Ans: Expression for electric intensity at a point close to and outside the surface of a charged conductor of any shape:




i. Suppose a charged conductor of any shape is placed in a medium of dielectric constant ' \(\mathrm{k}\) '. \(\mathrm{P}\) is a point near the charged conductor as shown in the figure. We have to find electric field intensity at \(P\).


ii. Let ' \(\sigma\) ' be the surface charge density of conductor.


iii. Draw a Gaussian surface which is cylindrical, half inside and half outside the conductor surface. It is oriented transverse to the surface of the conductor with its outer circular flat end passing through \(P\).


iv. Let 'ds' be the cross-sectional area of the cylinder.


v. Contribution to T.N.E.I from the surface lying within the conductor is zero, as electric field inside the conductor is always zero. vi. Contribution to T.N.E.I from the cylindrical surface lying outside the conductor is zero, since there area vector \(\overrightarrow{\mathrm{ds}}\) and \(\overrightarrow{\mathrm{E}}\) are transverse, i.e., \(\theta=90^{\circ}\) and \(\cos 90^{\circ}=0\).


vii. Thus, the only contribution to T.N.E.I is from the circular flat end passing through \(P\).


\(\therefore \quad\) T.N.E.I \(=\varepsilon E d s \cos \theta\)


 T.N.E.I \(=\varepsilon E d s\) \[ \begin{equation*} \left[\because \theta=0^{\circ} \therefore \cos \theta=1\right] \tag{i} \end{equation*} \] 


viii. According to Gauss' theorem,


T.N.E.I \(=\mathrm{q}\)


T.N.E.I \(=\sigma\) ds


From equations (i) and (ii), we have, \(\varepsilon\) Eds \(=\sigma \mathrm{ds}\)


\(\mathrm{E}=\frac{\sigma}{\varepsilon}\)


\(\therefore \quad \mathrm{E}=\frac{\sigma}{\mathrm{k} \varepsilon_{0}}\)

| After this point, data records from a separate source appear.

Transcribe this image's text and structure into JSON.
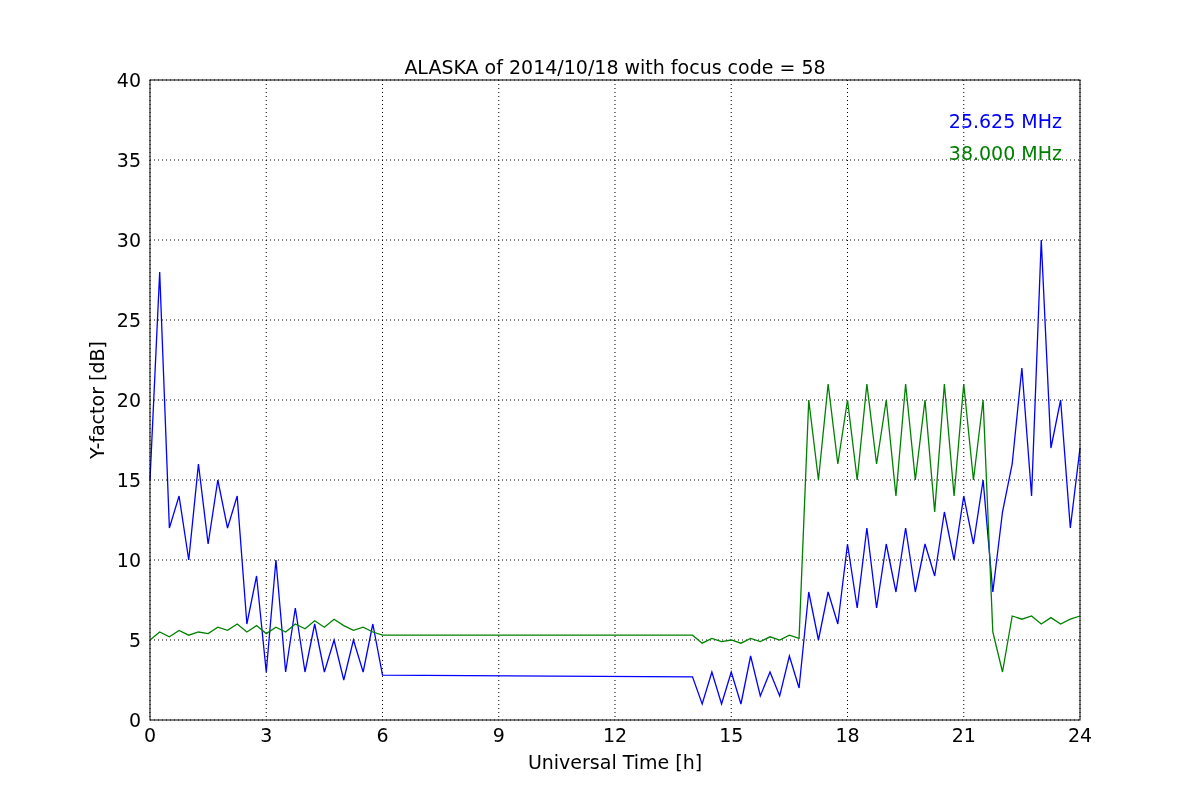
{
  "figure": {
    "chart_data": {
      "type": "line",
      "grid": true,
      "title": "ALASKA of 2014/10/18 with focus code = 58",
      "xlabel": "Universal Time [h]",
      "ylabel": "Y-factor [dB]",
      "xlim": [
        0,
        24
      ],
      "ylim": [
        0,
        40
      ],
      "xticks": [
        0,
        3,
        6,
        9,
        12,
        15,
        18,
        21,
        24
      ],
      "yticks": [
        0,
        5,
        10,
        15,
        20,
        25,
        30,
        35,
        40
      ],
      "x": [
        0,
        0.25,
        0.5,
        0.75,
        1,
        1.25,
        1.5,
        1.75,
        2,
        2.25,
        2.5,
        2.75,
        3,
        3.25,
        3.5,
        3.75,
        4,
        4.25,
        4.5,
        4.75,
        5,
        5.25,
        5.5,
        5.75,
        6,
        14,
        14.25,
        14.5,
        14.75,
        15,
        15.25,
        15.5,
        15.75,
        16,
        16.25,
        16.5,
        16.75,
        17,
        17.25,
        17.5,
        17.75,
        18,
        18.25,
        18.5,
        18.75,
        19,
        19.25,
        19.5,
        19.75,
        20,
        20.25,
        20.5,
        20.75,
        21,
        21.25,
        21.5,
        21.75,
        22,
        22.25,
        22.5,
        22.75,
        23,
        23.25,
        23.5,
        23.75,
        24
      ],
      "series": [
        {
          "name": "25.625 MHz",
          "color": "#0000ff",
          "values": [
            15,
            28,
            12,
            14,
            10,
            16,
            11,
            15,
            12,
            14,
            6,
            9,
            3,
            10,
            3,
            7,
            3,
            6,
            3,
            5,
            2.5,
            5,
            3,
            6,
            2.8,
            2.7,
            1,
            3,
            1,
            3,
            1,
            4,
            1.5,
            3,
            1.5,
            4,
            2,
            8,
            5,
            8,
            6,
            11,
            7,
            12,
            7,
            11,
            8,
            12,
            8,
            11,
            9,
            13,
            10,
            14,
            11,
            15,
            8,
            13,
            16,
            22,
            14,
            30,
            17,
            20,
            12,
            17
          ]
        },
        {
          "name": "38.000 MHz",
          "color": "#008000",
          "values": [
            5,
            5.5,
            5.2,
            5.6,
            5.3,
            5.5,
            5.4,
            5.8,
            5.6,
            6,
            5.5,
            5.9,
            5.4,
            5.8,
            5.5,
            6,
            5.7,
            6.2,
            5.8,
            6.3,
            5.9,
            5.6,
            5.8,
            5.5,
            5.3,
            5.3,
            4.8,
            5.1,
            4.9,
            5,
            4.8,
            5.1,
            4.9,
            5.2,
            5,
            5.3,
            5.1,
            20,
            15,
            21,
            16,
            20,
            15,
            21,
            16,
            20,
            14,
            21,
            15,
            20,
            13,
            21,
            14,
            21,
            15,
            20,
            5.5,
            3,
            6.5,
            6.3,
            6.5,
            6,
            6.4,
            6,
            6.3,
            6.5
          ]
        }
      ]
    }
  }
}
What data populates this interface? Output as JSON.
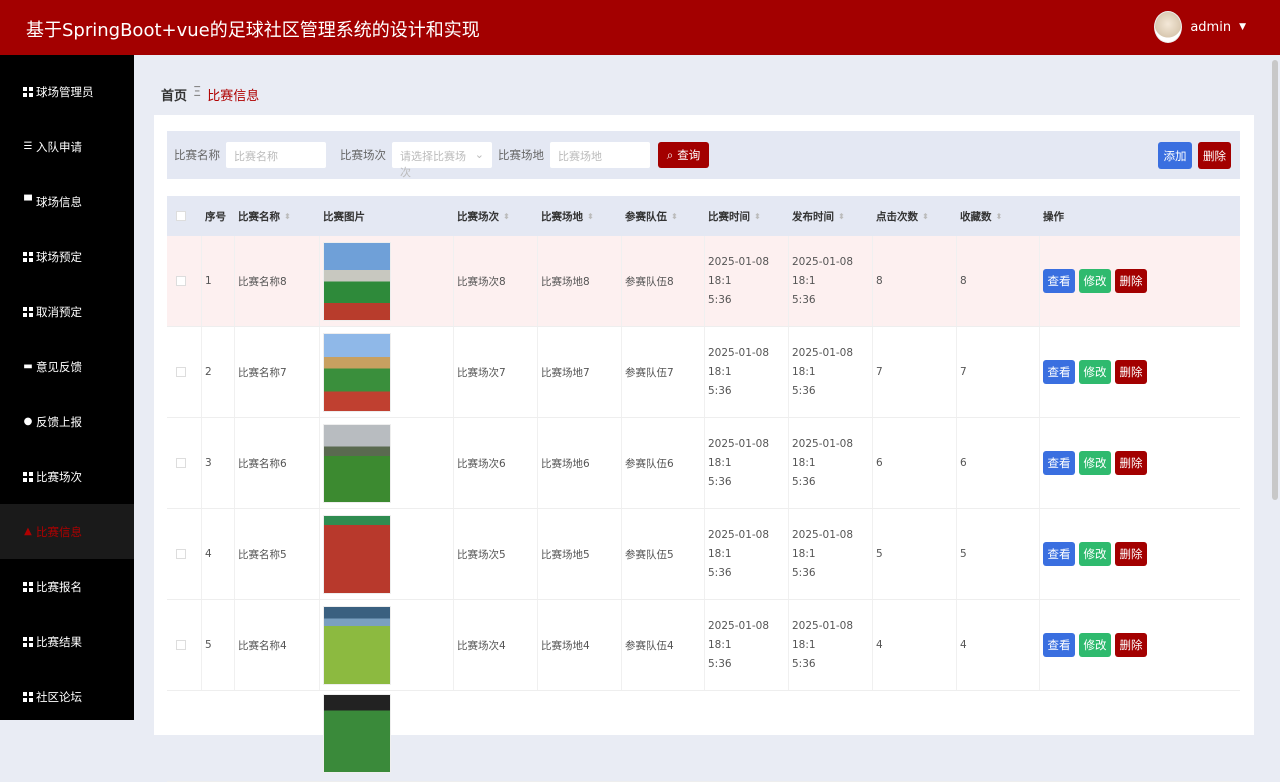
{
  "header": {
    "title": "基于SpringBoot+vue的足球社区管理系统的设计和实现",
    "user": "admin"
  },
  "sidebar": [
    {
      "label": "球场管理员",
      "icon": "grid-icon"
    },
    {
      "label": "入队申请",
      "icon": "list-icon"
    },
    {
      "label": "球场信息",
      "icon": "briefcase-icon"
    },
    {
      "label": "球场预定",
      "icon": "grid-icon"
    },
    {
      "label": "取消预定",
      "icon": "grid-icon"
    },
    {
      "label": "意见反馈",
      "icon": "ticket-icon"
    },
    {
      "label": "反馈上报",
      "icon": "bulb-icon"
    },
    {
      "label": "比赛场次",
      "icon": "grid-icon"
    },
    {
      "label": "比赛信息",
      "icon": "user-icon",
      "active": true
    },
    {
      "label": "比赛报名",
      "icon": "grid-icon"
    },
    {
      "label": "比赛结果",
      "icon": "grid-icon"
    },
    {
      "label": "社区论坛",
      "icon": "grid-icon"
    }
  ],
  "breadcrumb": {
    "home": "首页",
    "sep": "Ξ",
    "current": "比赛信息"
  },
  "search": {
    "name_label": "比赛名称",
    "name_placeholder": "比赛名称",
    "round_label": "比赛场次",
    "round_placeholder": "请选择比赛场次",
    "venue_label": "比赛场地",
    "venue_placeholder": "比赛场地",
    "query": "查询",
    "add": "添加",
    "delete": "删除"
  },
  "table": {
    "headers": [
      "序号",
      "比赛名称",
      "比赛图片",
      "比赛场次",
      "比赛场地",
      "参赛队伍",
      "比赛时间",
      "发布时间",
      "点击次数",
      "收藏数",
      "操作"
    ],
    "actions": {
      "view": "查看",
      "edit": "修改",
      "delete": "删除"
    },
    "rows": [
      {
        "no": "1",
        "name": "比赛名称8",
        "round": "比赛场次8",
        "venue": "比赛场地8",
        "team": "参赛队伍8",
        "time1": "2025-01-08 18:1",
        "time2": "5:36",
        "pub1": "2025-01-08 18:1",
        "pub2": "5:36",
        "clicks": "8",
        "favs": "8"
      },
      {
        "no": "2",
        "name": "比赛名称7",
        "round": "比赛场次7",
        "venue": "比赛场地7",
        "team": "参赛队伍7",
        "time1": "2025-01-08 18:1",
        "time2": "5:36",
        "pub1": "2025-01-08 18:1",
        "pub2": "5:36",
        "clicks": "7",
        "favs": "7"
      },
      {
        "no": "3",
        "name": "比赛名称6",
        "round": "比赛场次6",
        "venue": "比赛场地6",
        "team": "参赛队伍6",
        "time1": "2025-01-08 18:1",
        "time2": "5:36",
        "pub1": "2025-01-08 18:1",
        "pub2": "5:36",
        "clicks": "6",
        "favs": "6"
      },
      {
        "no": "4",
        "name": "比赛名称5",
        "round": "比赛场次5",
        "venue": "比赛场地5",
        "team": "参赛队伍5",
        "time1": "2025-01-08 18:1",
        "time2": "5:36",
        "pub1": "2025-01-08 18:1",
        "pub2": "5:36",
        "clicks": "5",
        "favs": "5"
      },
      {
        "no": "5",
        "name": "比赛名称4",
        "round": "比赛场次4",
        "venue": "比赛场地4",
        "team": "参赛队伍4",
        "time1": "2025-01-08 18:1",
        "time2": "5:36",
        "pub1": "2025-01-08 18:1",
        "pub2": "5:36",
        "clicks": "4",
        "favs": "4"
      }
    ]
  }
}
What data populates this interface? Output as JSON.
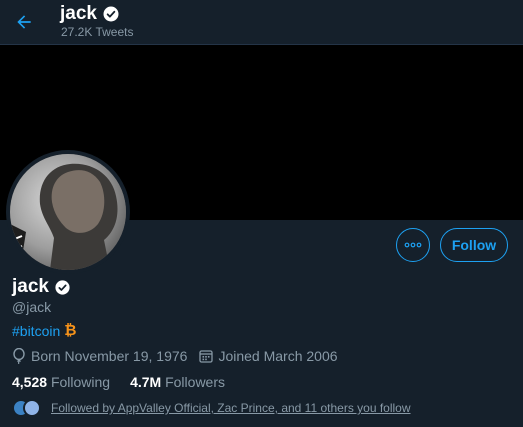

Equation (iii) represents expression for the electric intensity near a charged conductor. If surrounding medium is air or vacuum then, \(\mathrm{k}=1\).


In this case, \(\mathrm{E}=\frac{\sigma}{\varepsilon_{0}}\)


Note:


1. If the surface is enclosed by a number of point charges \(q_{1}, q_{2}, q_{3}, q_{4} \cdots \cdots q_{n}\), then the resultant charge \(\mathrm{q}\) is given by


\(\mathrm{q}=\mathrm{q}_{1}+\mathrm{q}_{2}-\mathrm{q}_{3}-\mathrm{q}_{4} \ldots \ldots . \mathrm{q}_{\mathrm{n}}\)


Since total charge enclosed by the surface is equal to T.N.E.I,


T.N.E.I \(=q_{1}=q_{1}+q_{2}-q_{3}-q_{4} \ldots \ldots . . q_{n}\)